The domestic food crisis is characterized by low productivity and a great lack of liquidity in hard currency. Who would have imagined that Cuba would become an importer of food, even importing sugar, of all things, from the United States, of all places?
Instead of asking for food riots in Cuba, Ms Sanchez would do everyone a favor if she would request a few acres from the government (like thousands of other Cubans have done) and begin producing some food instead of living off planting the seeds of discontent for a salary.

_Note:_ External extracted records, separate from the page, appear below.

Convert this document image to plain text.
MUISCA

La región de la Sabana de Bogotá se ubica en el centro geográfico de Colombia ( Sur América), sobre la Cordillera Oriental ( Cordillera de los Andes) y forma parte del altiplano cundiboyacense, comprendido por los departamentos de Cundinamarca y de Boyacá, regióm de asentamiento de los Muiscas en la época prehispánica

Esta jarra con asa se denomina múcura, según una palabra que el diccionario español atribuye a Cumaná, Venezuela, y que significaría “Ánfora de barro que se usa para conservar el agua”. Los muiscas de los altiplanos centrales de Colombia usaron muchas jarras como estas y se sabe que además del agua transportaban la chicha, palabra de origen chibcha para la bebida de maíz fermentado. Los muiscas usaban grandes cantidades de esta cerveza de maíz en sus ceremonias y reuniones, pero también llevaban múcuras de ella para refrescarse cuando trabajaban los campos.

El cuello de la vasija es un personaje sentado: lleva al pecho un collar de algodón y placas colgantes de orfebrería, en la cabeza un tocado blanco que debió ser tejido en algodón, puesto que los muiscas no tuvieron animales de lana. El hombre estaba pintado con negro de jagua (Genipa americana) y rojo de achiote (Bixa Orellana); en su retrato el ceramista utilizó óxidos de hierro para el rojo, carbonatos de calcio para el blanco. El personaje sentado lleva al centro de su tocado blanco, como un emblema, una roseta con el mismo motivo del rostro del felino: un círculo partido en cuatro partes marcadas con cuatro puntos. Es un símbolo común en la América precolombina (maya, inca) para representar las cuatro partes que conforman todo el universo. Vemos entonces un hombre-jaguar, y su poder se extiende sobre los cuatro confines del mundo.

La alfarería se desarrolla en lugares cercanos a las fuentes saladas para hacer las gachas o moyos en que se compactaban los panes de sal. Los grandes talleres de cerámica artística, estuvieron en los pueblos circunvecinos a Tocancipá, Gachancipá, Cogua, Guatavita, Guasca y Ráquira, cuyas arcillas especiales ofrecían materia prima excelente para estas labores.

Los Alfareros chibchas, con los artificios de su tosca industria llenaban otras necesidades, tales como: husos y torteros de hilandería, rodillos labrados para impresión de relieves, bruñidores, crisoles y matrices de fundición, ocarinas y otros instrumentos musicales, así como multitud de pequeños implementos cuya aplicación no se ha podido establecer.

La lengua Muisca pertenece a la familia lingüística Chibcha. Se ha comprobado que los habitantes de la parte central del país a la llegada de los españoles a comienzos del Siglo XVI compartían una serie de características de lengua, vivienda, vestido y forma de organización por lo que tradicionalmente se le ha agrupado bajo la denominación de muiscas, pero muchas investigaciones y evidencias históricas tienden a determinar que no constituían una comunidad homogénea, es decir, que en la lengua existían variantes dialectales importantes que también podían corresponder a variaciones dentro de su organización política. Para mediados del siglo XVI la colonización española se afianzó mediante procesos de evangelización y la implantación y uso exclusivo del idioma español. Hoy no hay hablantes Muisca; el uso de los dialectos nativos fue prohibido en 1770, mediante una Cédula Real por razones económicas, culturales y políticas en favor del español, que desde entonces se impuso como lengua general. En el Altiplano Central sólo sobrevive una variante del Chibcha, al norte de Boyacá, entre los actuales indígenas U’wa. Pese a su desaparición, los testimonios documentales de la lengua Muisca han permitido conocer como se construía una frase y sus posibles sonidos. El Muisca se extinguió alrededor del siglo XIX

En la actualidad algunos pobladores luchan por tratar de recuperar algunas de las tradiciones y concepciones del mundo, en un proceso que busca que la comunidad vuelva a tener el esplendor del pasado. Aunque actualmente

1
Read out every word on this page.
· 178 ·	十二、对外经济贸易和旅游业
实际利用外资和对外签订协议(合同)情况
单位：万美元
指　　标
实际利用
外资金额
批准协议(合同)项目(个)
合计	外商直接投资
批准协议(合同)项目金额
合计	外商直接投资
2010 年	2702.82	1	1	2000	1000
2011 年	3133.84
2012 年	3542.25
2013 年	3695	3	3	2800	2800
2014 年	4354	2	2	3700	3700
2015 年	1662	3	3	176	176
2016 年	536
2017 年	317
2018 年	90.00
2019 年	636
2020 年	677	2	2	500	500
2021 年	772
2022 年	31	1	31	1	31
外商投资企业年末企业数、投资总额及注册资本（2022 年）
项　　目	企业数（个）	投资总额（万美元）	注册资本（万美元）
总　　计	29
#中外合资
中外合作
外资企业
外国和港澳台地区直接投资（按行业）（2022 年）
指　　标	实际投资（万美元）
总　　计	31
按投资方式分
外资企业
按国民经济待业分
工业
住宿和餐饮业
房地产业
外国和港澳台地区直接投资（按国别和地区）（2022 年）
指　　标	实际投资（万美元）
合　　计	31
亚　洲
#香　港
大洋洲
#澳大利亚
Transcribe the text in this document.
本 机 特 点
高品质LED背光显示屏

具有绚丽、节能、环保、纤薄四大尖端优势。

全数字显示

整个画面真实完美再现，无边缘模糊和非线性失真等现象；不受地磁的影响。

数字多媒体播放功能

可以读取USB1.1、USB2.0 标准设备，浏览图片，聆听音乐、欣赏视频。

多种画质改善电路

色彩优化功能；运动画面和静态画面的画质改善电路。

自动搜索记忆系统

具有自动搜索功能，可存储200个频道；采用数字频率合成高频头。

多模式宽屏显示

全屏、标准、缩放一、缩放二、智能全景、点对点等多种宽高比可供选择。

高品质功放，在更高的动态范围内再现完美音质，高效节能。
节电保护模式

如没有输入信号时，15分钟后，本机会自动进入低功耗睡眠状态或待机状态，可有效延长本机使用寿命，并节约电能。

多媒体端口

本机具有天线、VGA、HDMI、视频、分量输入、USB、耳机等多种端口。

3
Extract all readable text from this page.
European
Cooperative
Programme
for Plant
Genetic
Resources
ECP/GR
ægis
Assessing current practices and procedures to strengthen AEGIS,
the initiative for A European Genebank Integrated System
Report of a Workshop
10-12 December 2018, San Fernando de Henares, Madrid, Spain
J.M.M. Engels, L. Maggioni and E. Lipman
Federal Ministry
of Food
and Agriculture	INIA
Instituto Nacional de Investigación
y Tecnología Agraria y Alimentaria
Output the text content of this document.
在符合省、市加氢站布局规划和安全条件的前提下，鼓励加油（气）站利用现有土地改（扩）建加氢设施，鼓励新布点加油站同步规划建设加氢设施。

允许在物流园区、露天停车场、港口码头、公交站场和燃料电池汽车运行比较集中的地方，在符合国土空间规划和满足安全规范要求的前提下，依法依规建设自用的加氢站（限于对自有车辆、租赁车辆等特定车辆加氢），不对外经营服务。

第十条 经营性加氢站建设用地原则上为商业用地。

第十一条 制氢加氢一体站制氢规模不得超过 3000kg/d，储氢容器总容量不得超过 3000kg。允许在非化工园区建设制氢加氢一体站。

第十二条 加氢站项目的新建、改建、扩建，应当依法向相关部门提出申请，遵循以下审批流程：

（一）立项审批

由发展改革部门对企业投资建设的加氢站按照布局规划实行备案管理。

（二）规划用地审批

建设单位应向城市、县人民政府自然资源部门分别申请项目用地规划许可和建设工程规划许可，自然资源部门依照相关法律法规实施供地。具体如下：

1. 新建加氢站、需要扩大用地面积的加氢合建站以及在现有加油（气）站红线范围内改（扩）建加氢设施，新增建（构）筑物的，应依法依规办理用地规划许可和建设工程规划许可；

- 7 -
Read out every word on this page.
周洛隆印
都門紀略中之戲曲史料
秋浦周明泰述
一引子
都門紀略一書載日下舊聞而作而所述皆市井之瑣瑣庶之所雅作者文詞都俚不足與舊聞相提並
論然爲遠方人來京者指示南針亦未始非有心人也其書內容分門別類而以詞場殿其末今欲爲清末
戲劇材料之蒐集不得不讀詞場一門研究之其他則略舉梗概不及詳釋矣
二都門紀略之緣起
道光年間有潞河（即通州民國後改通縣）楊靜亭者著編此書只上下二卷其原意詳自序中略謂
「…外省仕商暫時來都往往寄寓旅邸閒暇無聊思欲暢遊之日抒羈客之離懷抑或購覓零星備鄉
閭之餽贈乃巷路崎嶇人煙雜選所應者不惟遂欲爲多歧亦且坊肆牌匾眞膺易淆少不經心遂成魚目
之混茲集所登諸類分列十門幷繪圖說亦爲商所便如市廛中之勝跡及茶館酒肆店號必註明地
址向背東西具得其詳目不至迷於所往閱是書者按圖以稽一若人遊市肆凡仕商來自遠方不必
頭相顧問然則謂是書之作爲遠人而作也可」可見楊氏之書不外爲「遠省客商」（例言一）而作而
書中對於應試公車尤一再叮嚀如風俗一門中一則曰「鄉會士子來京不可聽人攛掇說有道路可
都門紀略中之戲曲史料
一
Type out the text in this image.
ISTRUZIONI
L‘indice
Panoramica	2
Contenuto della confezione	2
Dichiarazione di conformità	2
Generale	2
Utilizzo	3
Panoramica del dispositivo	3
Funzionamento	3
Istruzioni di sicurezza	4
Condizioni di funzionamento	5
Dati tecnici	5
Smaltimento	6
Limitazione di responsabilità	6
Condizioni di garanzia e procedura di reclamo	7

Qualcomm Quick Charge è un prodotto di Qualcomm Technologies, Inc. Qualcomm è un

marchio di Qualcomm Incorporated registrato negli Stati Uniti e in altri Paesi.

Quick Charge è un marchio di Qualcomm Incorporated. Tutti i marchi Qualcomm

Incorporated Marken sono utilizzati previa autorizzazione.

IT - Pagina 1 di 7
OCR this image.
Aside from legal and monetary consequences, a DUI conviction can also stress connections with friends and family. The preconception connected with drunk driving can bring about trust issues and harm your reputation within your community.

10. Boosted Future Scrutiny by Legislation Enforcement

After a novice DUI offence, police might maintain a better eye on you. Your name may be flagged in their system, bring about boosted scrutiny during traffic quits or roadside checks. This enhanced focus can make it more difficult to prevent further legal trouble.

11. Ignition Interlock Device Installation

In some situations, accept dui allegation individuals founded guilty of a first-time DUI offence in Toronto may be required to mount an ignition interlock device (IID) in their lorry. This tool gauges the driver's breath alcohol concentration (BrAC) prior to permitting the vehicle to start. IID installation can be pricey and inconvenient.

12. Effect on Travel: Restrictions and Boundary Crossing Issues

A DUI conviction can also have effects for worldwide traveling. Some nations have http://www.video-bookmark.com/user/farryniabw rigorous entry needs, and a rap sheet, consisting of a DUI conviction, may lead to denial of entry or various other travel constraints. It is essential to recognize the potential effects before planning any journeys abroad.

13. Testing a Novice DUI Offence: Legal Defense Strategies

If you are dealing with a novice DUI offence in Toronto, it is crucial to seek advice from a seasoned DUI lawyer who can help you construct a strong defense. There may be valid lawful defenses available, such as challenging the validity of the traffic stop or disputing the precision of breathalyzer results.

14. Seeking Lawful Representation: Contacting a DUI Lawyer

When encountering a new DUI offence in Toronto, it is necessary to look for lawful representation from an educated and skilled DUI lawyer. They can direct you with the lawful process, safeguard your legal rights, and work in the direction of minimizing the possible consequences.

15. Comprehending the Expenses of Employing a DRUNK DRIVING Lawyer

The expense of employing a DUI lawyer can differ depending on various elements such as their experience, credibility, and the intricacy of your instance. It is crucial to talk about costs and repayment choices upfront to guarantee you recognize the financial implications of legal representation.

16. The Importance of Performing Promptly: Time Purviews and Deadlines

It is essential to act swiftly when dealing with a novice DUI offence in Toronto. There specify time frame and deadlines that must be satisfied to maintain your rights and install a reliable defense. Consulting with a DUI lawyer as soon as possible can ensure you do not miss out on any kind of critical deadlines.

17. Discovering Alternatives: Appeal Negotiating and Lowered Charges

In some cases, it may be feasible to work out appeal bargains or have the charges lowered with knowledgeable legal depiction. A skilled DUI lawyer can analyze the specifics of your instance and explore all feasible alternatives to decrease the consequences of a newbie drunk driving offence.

You get your information of CIA fact book gets its information of regime’s statistic which is false, fake, inflated. No international organization publishing statistics from totalitarian regimes can get direct statistics from companies or institutions because all of them belong to regime; so, those “facts” are false.
I get my information first from my personal experience; I lived there from 1965 until 1999 and second from regime’s “National Statistics Office”. This Office said that average salaries in Cuba are 429 pesos/month last year. Knowing that regime’s official exchange rate dollar/peso is 24 pesos by dollar is easy to calculate how many dollars get Cubans per month: $17.87…… pure math and common sense.